Ela desenrolou o tecido sobre a mesa ao lado, revelando duas fileiras de agulhas finíssimas, de diferentes tamanhos, que brilhavam com um reflexo metálico frio.
— O... o que a senhora pensa que vai fazer?
O dr. Lopes se levantou de um salto. Sua voz saiu aguda, misturando choque e fúria. Apontando para as agulhas nas mãos de Aeliana, gritou em tom duro:
— Nadine! Ficou louca?
— Já foi longe demais com esse negócio de examinar o pulso, e agora quer usar agulhas aqui? A senhora sabe a situação dessa paciente? É um quadro raro, de causa desconhecida! E se fizer isso e acabar piorando o estado dela de forma aguda? E se provocar algum dano neurológico? Vai assumir essa responsabilidade?

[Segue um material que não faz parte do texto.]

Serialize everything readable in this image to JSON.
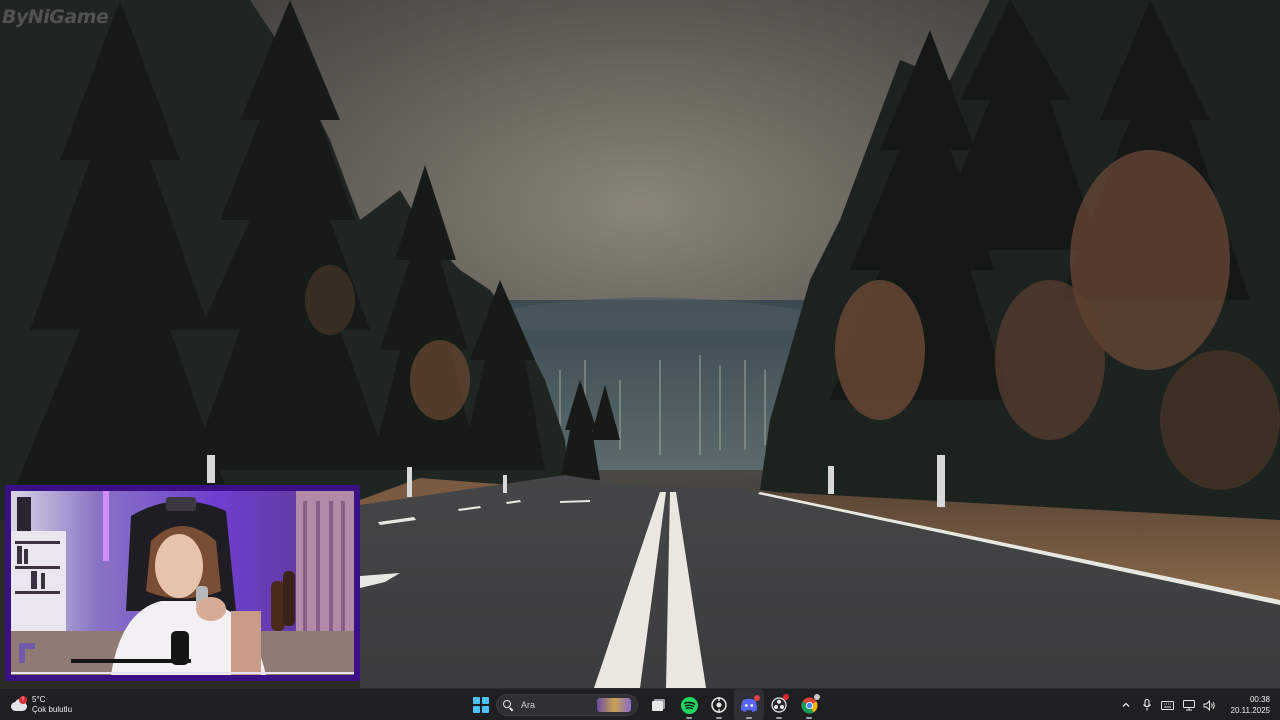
{
  "watermark": "ByNiGame",
  "taskbar": {
    "weather": {
      "temperature": "5°C",
      "description": "Çok bulutlu",
      "icon": "cloudy-weather-icon",
      "alert_badge": "!"
    },
    "search": {
      "placeholder": "Ara"
    },
    "pinned_apps": [
      {
        "name": "start-button",
        "icon": "windows-start-icon"
      },
      {
        "name": "task-view",
        "icon": "task-view-icon"
      },
      {
        "name": "spotify",
        "icon": "spotify-icon"
      },
      {
        "name": "steam",
        "icon": "steam-icon"
      },
      {
        "name": "discord",
        "icon": "discord-icon"
      },
      {
        "name": "obs-studio",
        "icon": "obs-icon"
      },
      {
        "name": "chrome",
        "icon": "chrome-icon"
      }
    ],
    "tray": {
      "overflow_chevron": "chevron-up-icon",
      "mic": "microphone-icon",
      "keyboard": "keyboard-icon",
      "network": "network-icon",
      "volume": "speaker-icon"
    },
    "clock": {
      "time": "00:38",
      "date": "20.11.2025"
    }
  },
  "colors": {
    "taskbar_bg": "#1e1f21",
    "webcam_frame": "#3b0f86",
    "start_blue": "#4cc2ff",
    "spotify_green": "#1ed760",
    "discord_blurple": "#5865f2"
  }
}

— A senhora está brincando com a vida da paciente! Sr. Castro, o senhor não pode permitir essa loucura!
O dr. Lopes tinha empalidecido de ansiedade. Por um lado, havia preocupação real de que algo desse errado; por outro, vendo a confiança inabalável de Nadine, temia que ela realmente soubesse o que estava fazendo e acabasse lhe dando uma derrota humilhante.
Aeliana, porém, agiu como se nem tivesse ouvido os berros dele.
Seu olhar passou por cima do dr. Lopes e se fixou diretamente na Sra. Sousa, que ainda permanecia sentada.
A paciente vinha se mantendo muito quieta desde que entrara. Agora, ao ver o brilho daquelas pontas metálicas diante de si, um traço de medo passou por seus olhos.
Aeliana suavizou ainda mais a voz e falou com gentileza:
— Sra. Sousa, eu sei que a senhora vem sofrendo com esse problema há muito tempo. Já passou por muitos médicos, tomou vários remédios e nada resolveu de verdade. Deve estar ansiosa e muito cansada disso tudo.
A voz de Aeliana carregava uma força tranquilizadora peculiar.
— Eu estudo medicina tradicional desde muito jovem e já acompanhei pacientes com quadros parecidos com o seu. Às vezes, quando a abordagem convencional não consegue chegar à raiz do problema, um outro caminho pode ajudar a aliviar os sintomas e orientar melhor o tratamento.
Ela olhou nos olhos da Sra. Sousa, e sua voz soou sincera e firme:
— A senhora estaria disposta a confiar em mim? A me deixar tentar?
— Eu... eu confio em você.
— Dra. Porto, pode tentar. O que quer que aconteça, não tem como eu ficar pior do que já estou.
— Sra. Sousa! Por favor, seja prudente! Isso não é brincadeira! — o dr. Lopes ainda tentou impedir.
— Dr. Lopes.
O Sr. Castro finalmente interveio em voz grave. Olhou para Aeliana com uma expressão complexa, depois para a paciente, que já havia dado o consentimento, e declarou com seriedade:
— Já que a paciente está ciente e concorda, e a dra. Porto também se dispõe a assumir a responsabilidade...
— ...Então não vou me opor. Dra. Porto, a paciente está em suas mãos.